Fizemos também testes de sensibilidade e processamento com algumas variáveis como a adição de cloreto de sódio e hidroxido de potássio à prata.
A segunda oficina, dias 24 e 25/5, foi novamente a de construção das câmeras fotográfica. Foi similar a do ano anterior, porém a segunda câmera eu fiz um projeto para ser montado a partir de peças cortadas em CNC laser, como um kit. Achei que o uso de uma técnica bem contemporânea de produção, o laser, poderia trazer outras reflexões sobre o aparelho e também torná-lo um pouco mais resistente ao uso posterior pelos participantes. Cada um deles levou as duas câmeras que montou na atividade.

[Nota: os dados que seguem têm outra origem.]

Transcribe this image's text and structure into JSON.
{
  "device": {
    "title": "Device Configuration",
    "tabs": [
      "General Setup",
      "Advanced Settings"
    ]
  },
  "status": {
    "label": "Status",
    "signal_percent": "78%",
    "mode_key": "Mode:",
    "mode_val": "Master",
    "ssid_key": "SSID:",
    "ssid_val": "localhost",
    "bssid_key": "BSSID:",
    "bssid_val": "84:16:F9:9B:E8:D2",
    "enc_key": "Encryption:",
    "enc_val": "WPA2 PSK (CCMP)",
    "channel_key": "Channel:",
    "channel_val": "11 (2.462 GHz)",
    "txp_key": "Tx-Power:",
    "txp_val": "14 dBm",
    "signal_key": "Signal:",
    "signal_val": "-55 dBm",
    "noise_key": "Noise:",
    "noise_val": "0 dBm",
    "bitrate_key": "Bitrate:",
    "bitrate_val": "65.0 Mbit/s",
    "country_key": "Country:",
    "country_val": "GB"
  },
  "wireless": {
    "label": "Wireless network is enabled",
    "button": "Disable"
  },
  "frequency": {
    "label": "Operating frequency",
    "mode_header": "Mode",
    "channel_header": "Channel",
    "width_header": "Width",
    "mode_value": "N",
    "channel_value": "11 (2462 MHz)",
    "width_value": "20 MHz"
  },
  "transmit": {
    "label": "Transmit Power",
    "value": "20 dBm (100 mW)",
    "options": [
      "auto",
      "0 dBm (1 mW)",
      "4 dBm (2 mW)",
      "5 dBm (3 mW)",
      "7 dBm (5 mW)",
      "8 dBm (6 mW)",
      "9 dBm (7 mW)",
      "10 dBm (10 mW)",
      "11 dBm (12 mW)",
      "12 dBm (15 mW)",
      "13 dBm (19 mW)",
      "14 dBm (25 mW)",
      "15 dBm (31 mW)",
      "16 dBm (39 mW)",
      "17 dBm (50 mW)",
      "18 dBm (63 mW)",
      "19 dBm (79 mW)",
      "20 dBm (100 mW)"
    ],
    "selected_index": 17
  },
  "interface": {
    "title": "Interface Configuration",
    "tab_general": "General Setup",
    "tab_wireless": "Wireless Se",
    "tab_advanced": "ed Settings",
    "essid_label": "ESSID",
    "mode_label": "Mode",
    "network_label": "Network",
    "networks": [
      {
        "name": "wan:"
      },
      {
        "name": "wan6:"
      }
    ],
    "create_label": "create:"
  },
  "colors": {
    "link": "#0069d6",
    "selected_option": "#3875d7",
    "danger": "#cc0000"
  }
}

Desta vez, fizemos uma captura química, com prata, apenas com a “câmera paleta”. A segunda demorou um pouco mais para o grupo montar do que eu previ e acabou não dando tempo de fazer a exposição de 2 a 4 horas como registrado por Florence. Mas deu pra fazer em papel fosforescente, que leva uns 5-10 minutos. Eu quis usar pois o Grant Romer havia sugerido o uso da versão atual do material, usado para sinalização, mas Florence anota em seu diário que deveria ser possível gerar imagens positivas diretas em papel coberto por fósforo, mas não chegou a testar.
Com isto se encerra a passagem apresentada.